Sylvie Lindeperg, « Nuit et brouillard ». Un film dans l’histoire, 2007

Sylvie Lindeperg, « Nuit et brouillard ». Un film dans l’histoire. Paris, Odile Jacob, 2007, 288 pages. « Histoire ».

Sylvie Lindeperg signe ici un ouvrage passionnant qui nous permet de porter un regard neuf sur le film d’Alain Resnais Nuit et brouillard sorti en 1955. L’historienne est en effet parvenue à retracer tout le parcours du film, du projet initial né au milieu des années 1950 à sa diffusion internationale jusqu’à nos jours. Son étude croise toute une série de sources, pour certaines encore inédites, écrites, filmiques et orales, françaises et étrangères. La première partie, « Genèse », reprend ainsi le long et difficile travail de documentation et de montage du film, les différentes étapes de sa réalisation à quatre mains, autour des deux historiens Olga Wormser et Henri Michel, du réalisateur Alain Resnais et du poète Jean Cayrol, survivant des camps, pour le commentaire. Dans la seconde partie, « Passages et migrations », S. Lindeperg suit la réception de Nuit et brouillard et sa carrière en France et à l’étranger, via notamment les festivals internationaux de cinéma. Entre censure et détournement, le film connut des destinées diverses d’un pays à l’autre, au grès des enjeux politiques et historiographiques du moment.

Un palimpseste. L’intérêt du livre de S. Lindeperg ne repose pas tant sur la découverte d’un objet déjà bien connu des historiens1, mais plutôt sur l’étude systématique et précise de l’histoire du film et du contexte historique de sa création puis de sa diffusion. Une telle mise en perspective permet de faire apparaître de nouvelles facettes d’une oeuvre très riche et surtout de réévaluer les critiques émises contre le film.

Reprenant un concept déjà évoqué dans son livre Cléo de 5 à 7, S. Lindeperg s’attache à suivre le développement d’un "scénario palimpseste" (p. 80) qui révèle les transformations légères ou plus importantes opérées au cours de la préparation du film. Par déplacements successifs le projet initial - produire un film sur l’histoire des camps - évolue, sous l’influence croisée de ses différents auteurs pour qui le film ne répond pas aux mêmes enjeux. L’historienne revient ainsi sur le rôle du Comité pour l’histoire de la Seconde guerre mondiale, créé en 1951, et de sa sous-commission pour la déportation, représentés par Henri Michel et Olga Wormser, à l’origine du projet. Ces derniers devaient en effet faire face à deux attentes - pas toujours conciliables - de la part des anciens déportés, membres du Comité et du Réseau du souvenir, autre commanditaire du film : d’un côté, une demande d’histoire, nourrie du récit des témoins, et, de l’autre, la volonté de mettre en place une politique du souvenir, de la mémoire. Fallait-il poser des exigences scientifiques ou viser plutôt une vulgarisation à large échelle ? Fallait-il essayer de transmettre des expériences ou d’expliquer ? A ces questions des historiens viennent s’ajouter celles du réalisateur, Alain Resnais, fidèle à son hostilité à tout processus de muséification2, soucieux avant tout de nourrir son film de documents d’archives nombreux et divers - images fixes ou animées, mais aussi de plans de tournage filmés en couleurs sur les lieux même de la déportation en Pologne, à Majdanek, Auschwitz 1 et Birkenau. Enfin, la personnalité de Jean Cayrol vient ajouter à la complexité des lectures possibles du projet initial.

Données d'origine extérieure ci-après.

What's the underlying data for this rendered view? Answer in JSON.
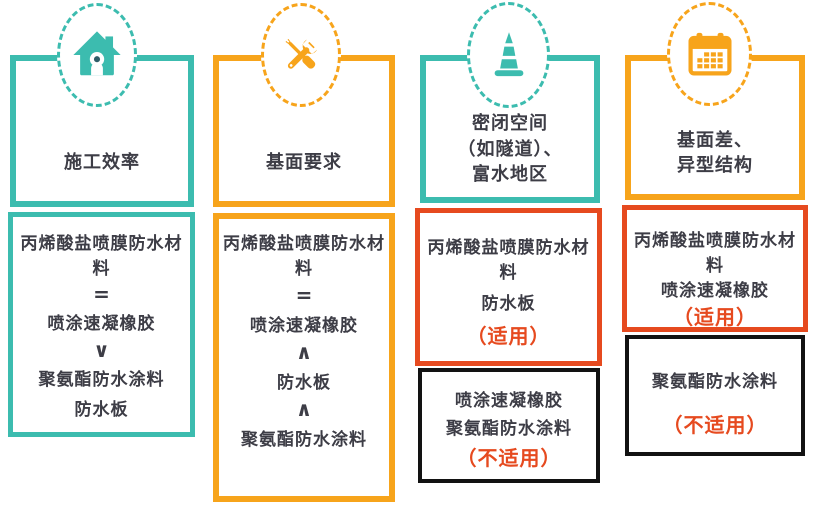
{
  "colors": {
    "teal": "#3CBCAF",
    "orange": "#F7A41B",
    "red": "#E64A1F",
    "black": "#121212",
    "text": "#3D3D46",
    "verdict_red": "#E64A1F"
  },
  "icons": [
    {
      "name": "house-icon",
      "accent": "#3CBCAF"
    },
    {
      "name": "tools-icon",
      "accent": "#F7A41B"
    },
    {
      "name": "traffic-cone-icon",
      "accent": "#3CBCAF"
    },
    {
      "name": "calendar-icon",
      "accent": "#F7A41B"
    }
  ],
  "columns": [
    {
      "header": "施工效率",
      "content_boxes": [
        {
          "style": "teal",
          "lines": [
            "丙烯酸盐喷膜防水材料",
            "=",
            "喷涂速凝橡胶",
            "∨",
            "聚氨酯防水涂料",
            "防水板"
          ]
        }
      ]
    },
    {
      "header": "基面要求",
      "content_boxes": [
        {
          "style": "orange",
          "lines": [
            "丙烯酸盐喷膜防水材料",
            "=",
            "喷涂速凝橡胶",
            "∧",
            "防水板",
            "∧",
            "聚氨酯防水涂料"
          ]
        }
      ]
    },
    {
      "header": "密闭空间\n（如隧道）、\n富水地区",
      "content_boxes": [
        {
          "style": "red",
          "lines": [
            "丙烯酸盐喷膜防水材料",
            "防水板",
            "（适用）"
          ]
        },
        {
          "style": "black",
          "lines": [
            "喷涂速凝橡胶",
            "聚氨酯防水涂料",
            "（不适用）"
          ]
        }
      ]
    },
    {
      "header": "基面差、\n异型结构",
      "content_boxes": [
        {
          "style": "red",
          "lines": [
            "丙烯酸盐喷膜防水材料",
            "喷涂速凝橡胶",
            "（适用）"
          ]
        },
        {
          "style": "black",
          "lines": [
            "聚氨酯防水涂料",
            "（不适用）"
          ]
        }
      ]
    }
  ]
}
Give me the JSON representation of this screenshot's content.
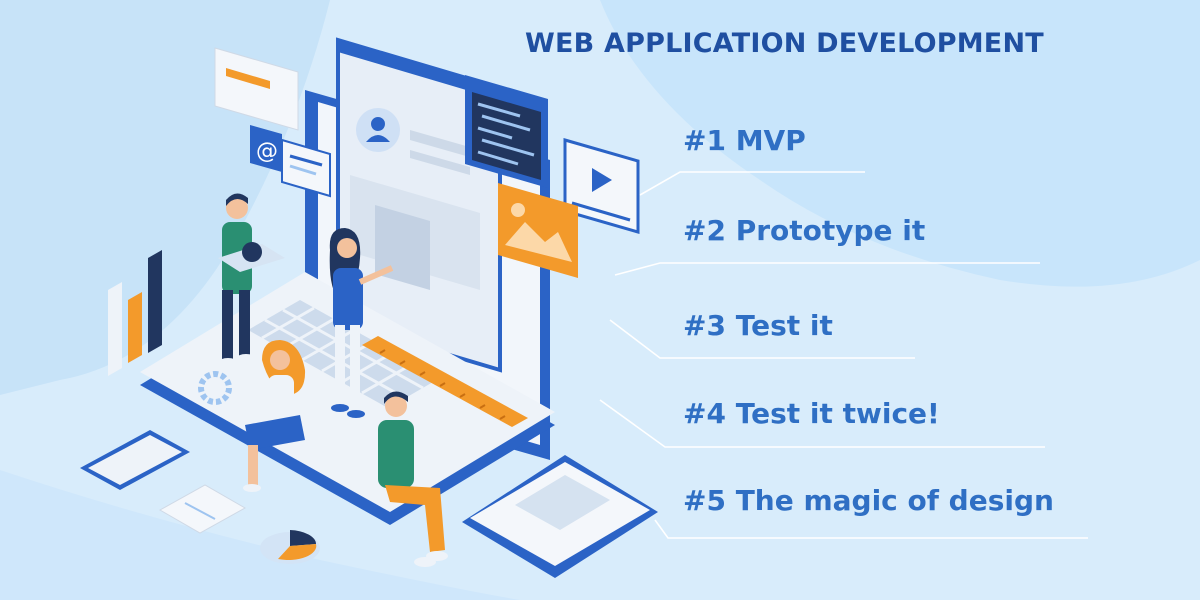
{
  "heading": "WEB APPLICATION DEVELOPMENT",
  "steps": [
    {
      "label": "#1 MVP"
    },
    {
      "label": "#2 Prototype it"
    },
    {
      "label": "#3 Test it"
    },
    {
      "label": "#4 Test it twice!"
    },
    {
      "label": "#5 The magic of design"
    }
  ],
  "colors": {
    "background": "#d8ecfb",
    "title": "#1f4fa1",
    "steps": "#2f6fc4",
    "accent_orange": "#f39a2b",
    "accent_navy": "#21365f",
    "accent_blue": "#2b63c6"
  },
  "illustration": {
    "scene": "isometric-laptop-with-people",
    "icons": [
      "user-profile-icon",
      "at-sign-icon",
      "play-video-icon",
      "image-icon",
      "gear-icon",
      "code-window-icon",
      "pie-chart-icon",
      "bar-chart-icon"
    ]
  }
}
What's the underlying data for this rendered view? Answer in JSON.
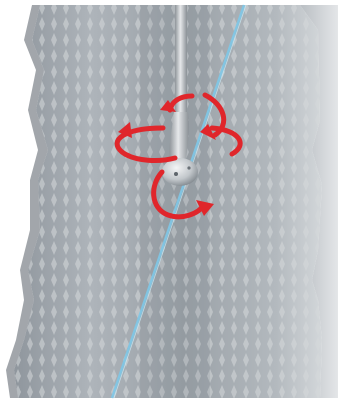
{
  "figure": {
    "description_visible_text": "",
    "elements": {
      "borehole_wall": "borehole-wall",
      "tool_rod": "tool-rod",
      "swivel_head": "swivel-head",
      "fiber_line": "optical-fiber-line",
      "rotation_arrows": [
        "upper-rotation-arrow",
        "middle-rotation-arrow",
        "lower-rotation-arrow"
      ]
    },
    "colors": {
      "wall_light": "#c9cdd1",
      "wall_mid": "#9ea4aa",
      "wall_dark": "#7e858c",
      "diamond": "#d9dde0",
      "rod": "#b9bfc4",
      "fiber": "#7fc8e8",
      "arrow": "#e0262b"
    }
  }
}
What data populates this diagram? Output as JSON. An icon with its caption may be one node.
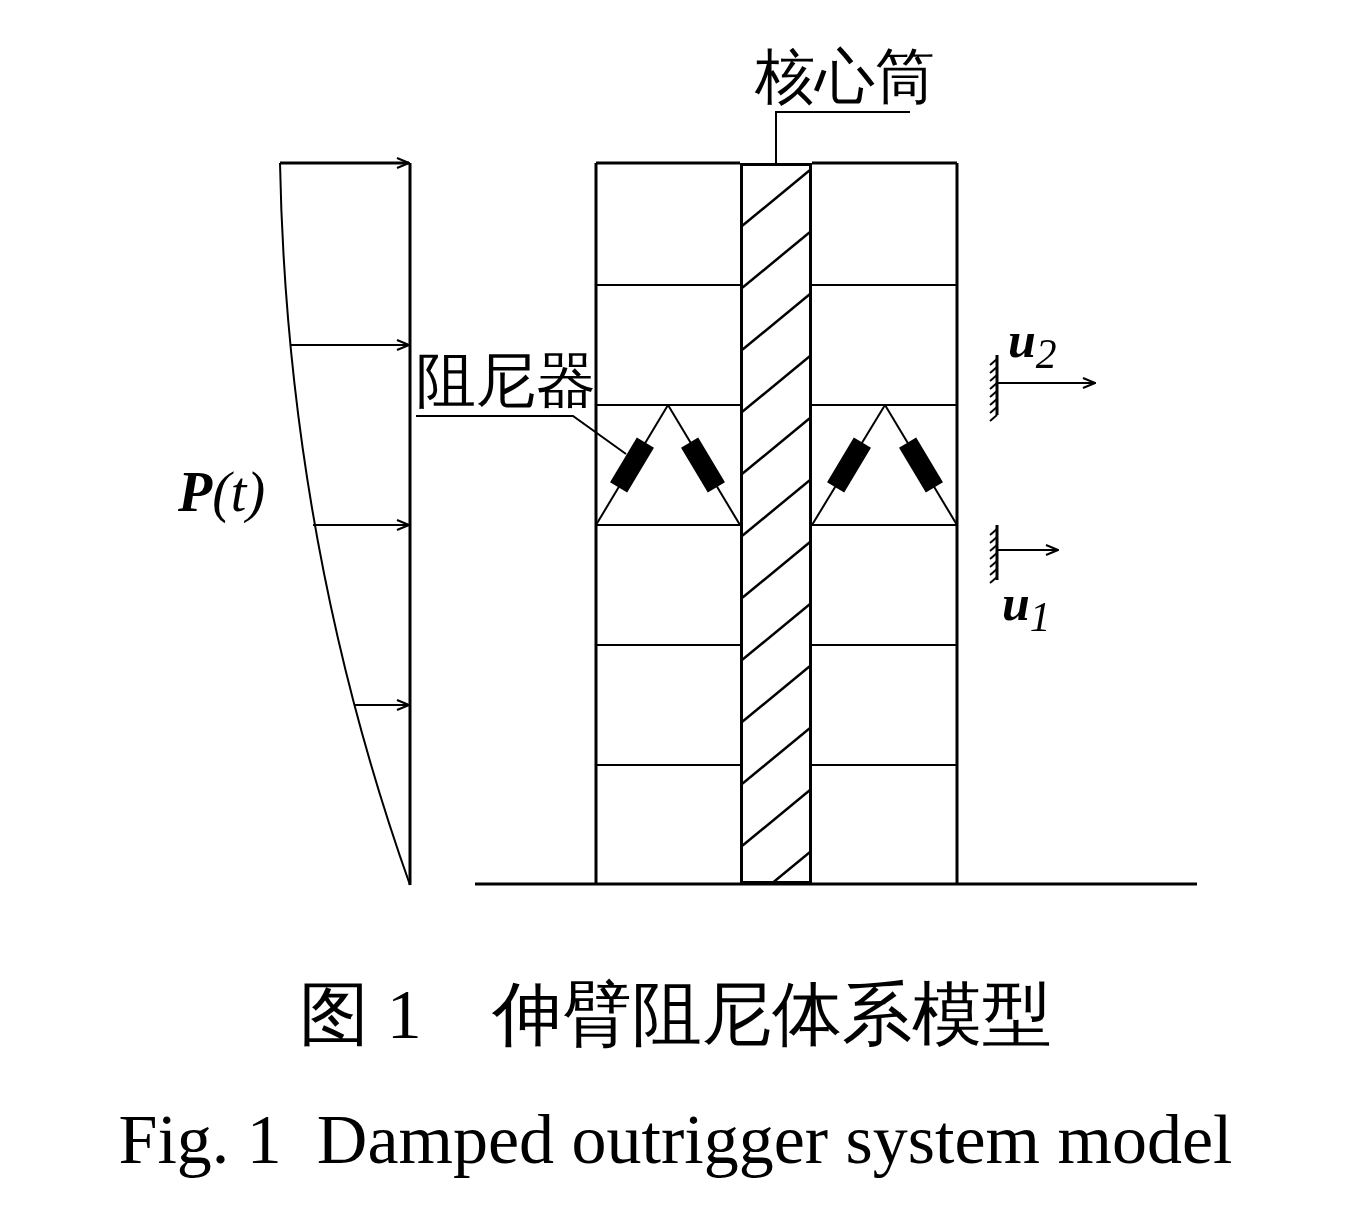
{
  "diagram": {
    "caption": "图 1　伸臂阻尼体系模型",
    "nodes": [
      {
        "text": [
          "核心筒"
        ]
      },
      {
        "text": [],
        "shape": "box"
      },
      {
        "text": [
          "阻尼器"
        ]
      },
      {
        "text": [],
        "shape": "box"
      }
    ],
    "edges": [
      {
        "from": 0,
        "to": 1,
        "arrow": "none"
      },
      {
        "from": 2,
        "to": 3,
        "arrow": "none"
      }
    ],
    "labels": [
      "**P**(t)",
      "**u**$_{2}$",
      "**u**$_{1}$",
      "Fig. 1  Damped outrigger system model"
    ]
  }
}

En témoigne l’histoire de la séquence sur la visite de Himmler à Auschwitz les 17 et 18 juillet 1942. Le montage muet préparé par Resnais introduisait à ce moment du film le génocide des Juifs d’Europe et la distinction à faire entre camps de concentration et camps d’extermination. Le commentaire de Cayrol va cependant faire disparaître l’idée de Solution finale et la spécificité du sort réservé aux Juifs. Pour tenter de comprendre ce changement essentiel, S. Lindeperg rappelle que le texte de Cayrol, tout en ellipses, se nourrit avant tout de son expérience de résistant déporté et souhaite universaliser son propos. Ce silence sur la destruction des Juifs d’Europe s’inscrit enfin dans "cette histoire balbutiante du système concentrationnaire" telle qu’elle l’était encore en 1955. Des notes manuscrites de Resnais montrent malgré tout les ultimes tentatives du réalisateur pour tenter d’introduire la spécificité du génocide des Juifs.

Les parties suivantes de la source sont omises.